When all hope seemed lost, a chance stop by Rosenow's stepsister to use the restroom at a train station resulted in the family finding the proverbial needle in the haystack.

"My stepsister walked into the restroom and at the very end of the restroom in the last stall were feet. Then they heard what they thought was her voice. ... They waited until finally Alice walked out,” Rosenow said. "When I arrived, Alice melted into my arms and we both cried and I hugged her and I just said I love you,” Rosenow said. “I told her, don't you ever do this to me again, and she said she wanted to go to rehab.”

Worried that a return to Dickinson, where Crawford would have easy access to drugs, would result in another binge and hamper any hopes at rehabilitation, Rosenow sent her daughter to Washington state with her grandmother.

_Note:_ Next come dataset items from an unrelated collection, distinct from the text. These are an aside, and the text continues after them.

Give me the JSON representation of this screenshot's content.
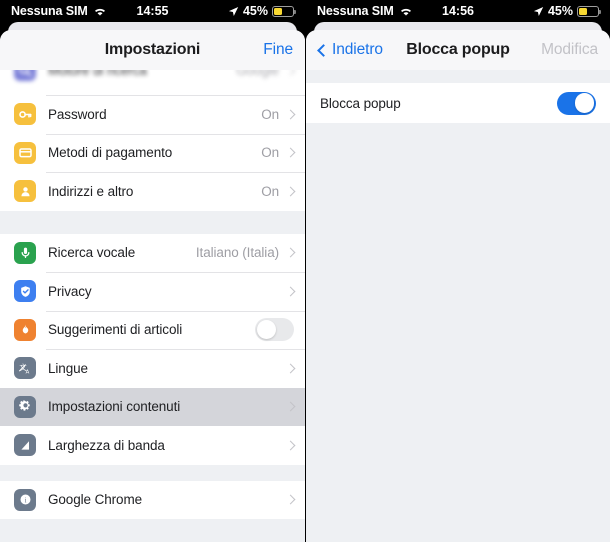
{
  "left": {
    "status_bar": {
      "carrier": "Nessuna SIM",
      "wifi_icon": "wifi-icon",
      "time": "14:55",
      "location_icon": "location-arrow-icon",
      "battery_percent": "45%",
      "battery_icon": "battery-low-power-icon"
    },
    "navbar": {
      "title": "Impostazioni",
      "right_action": "Fine"
    },
    "section1": [
      {
        "label": "Motore di ricerca",
        "value": "Google",
        "icon": "search-engine-icon",
        "icon_color": "#6a6fd4",
        "accessory": "chevron",
        "partial": true
      },
      {
        "label": "Password",
        "value": "On",
        "icon": "key-icon",
        "icon_color": "#f6c03d",
        "accessory": "chevron"
      },
      {
        "label": "Metodi di pagamento",
        "value": "On",
        "icon": "credit-card-icon",
        "icon_color": "#f6c03d",
        "accessory": "chevron"
      },
      {
        "label": "Indirizzi e altro",
        "value": "On",
        "icon": "person-icon",
        "icon_color": "#f6c03d",
        "accessory": "chevron"
      }
    ],
    "section2": [
      {
        "label": "Ricerca vocale",
        "value": "Italiano (Italia)",
        "icon": "microphone-icon",
        "icon_color": "#2aa24e",
        "accessory": "chevron"
      },
      {
        "label": "Privacy",
        "value": "",
        "icon": "shield-check-icon",
        "icon_color": "#3d7ff0",
        "accessory": "chevron"
      },
      {
        "label": "Suggerimenti di articoli",
        "value": "",
        "icon": "flame-icon",
        "icon_color": "#ef8230",
        "accessory": "toggle-off"
      },
      {
        "label": "Lingue",
        "value": "",
        "icon": "translate-icon",
        "icon_color": "#6c7a8c",
        "accessory": "chevron"
      },
      {
        "label": "Impostazioni contenuti",
        "value": "",
        "icon": "gear-icon",
        "icon_color": "#6c7a8c",
        "accessory": "chevron",
        "selected": true
      },
      {
        "label": "Larghezza di banda",
        "value": "",
        "icon": "bandwidth-icon",
        "icon_color": "#6c7a8c",
        "accessory": "chevron"
      }
    ],
    "section3": [
      {
        "label": "Google Chrome",
        "value": "",
        "icon": "info-icon",
        "icon_color": "#6c7a8c",
        "accessory": "chevron"
      }
    ]
  },
  "right": {
    "status_bar": {
      "carrier": "Nessuna SIM",
      "wifi_icon": "wifi-icon",
      "time": "14:56",
      "location_icon": "location-arrow-icon",
      "battery_percent": "45%",
      "battery_icon": "battery-low-power-icon"
    },
    "navbar": {
      "back_label": "Indietro",
      "title": "Blocca popup",
      "right_action": "Modifica",
      "right_action_disabled": true
    },
    "rows": [
      {
        "label": "Blocca popup",
        "accessory": "toggle-on"
      }
    ]
  },
  "colors": {
    "accent_blue": "#1a73e8",
    "toggle_on": "#1a73e8",
    "toggle_off": "#e8e9eb",
    "list_bg": "#eef0f3",
    "selected_row": "#d4d5da",
    "battery_yellow": "#f8d832"
  }
}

“If it wasn't for the reporter who wrote that article, I don't know if she's be alive. She was very sick,” Rosenow said. “It's just so relieving to have her here. I try to be a mama bear and be tough ... but once I knew that we had accomplished the mission, it was all waterworks.”

Rosenow said that while in Denver she spent days combing the streets and encountered many homeless people.

"Everyone always says not to look them in the eyes, because then they'll bother you," Rosenow said. "Being there and having these people be the first to reach out with any assistance they could offer, it was real. These people are human. It can happen to any of us, whether it be mental illness, drug addiction or a run of bad luck, we are no better than them because we have a roof over our head and food in our stomachs."

Over and over again, Rosenow encountered homeless people eager to help.

"The one thing I heard most was that she was so lucky to have family out looking for her that really cared," Rosenow said. "They would say that they wished someone was out there looking for them. Because I found my Alice everyone thinks this is a happy ending, but I would hope that they realize that there are still people out there sleeping in tents and under bridges. I want this story to inspire others to help those people, because they have mothers and fathers, brothers and sisters too. ... We're all human."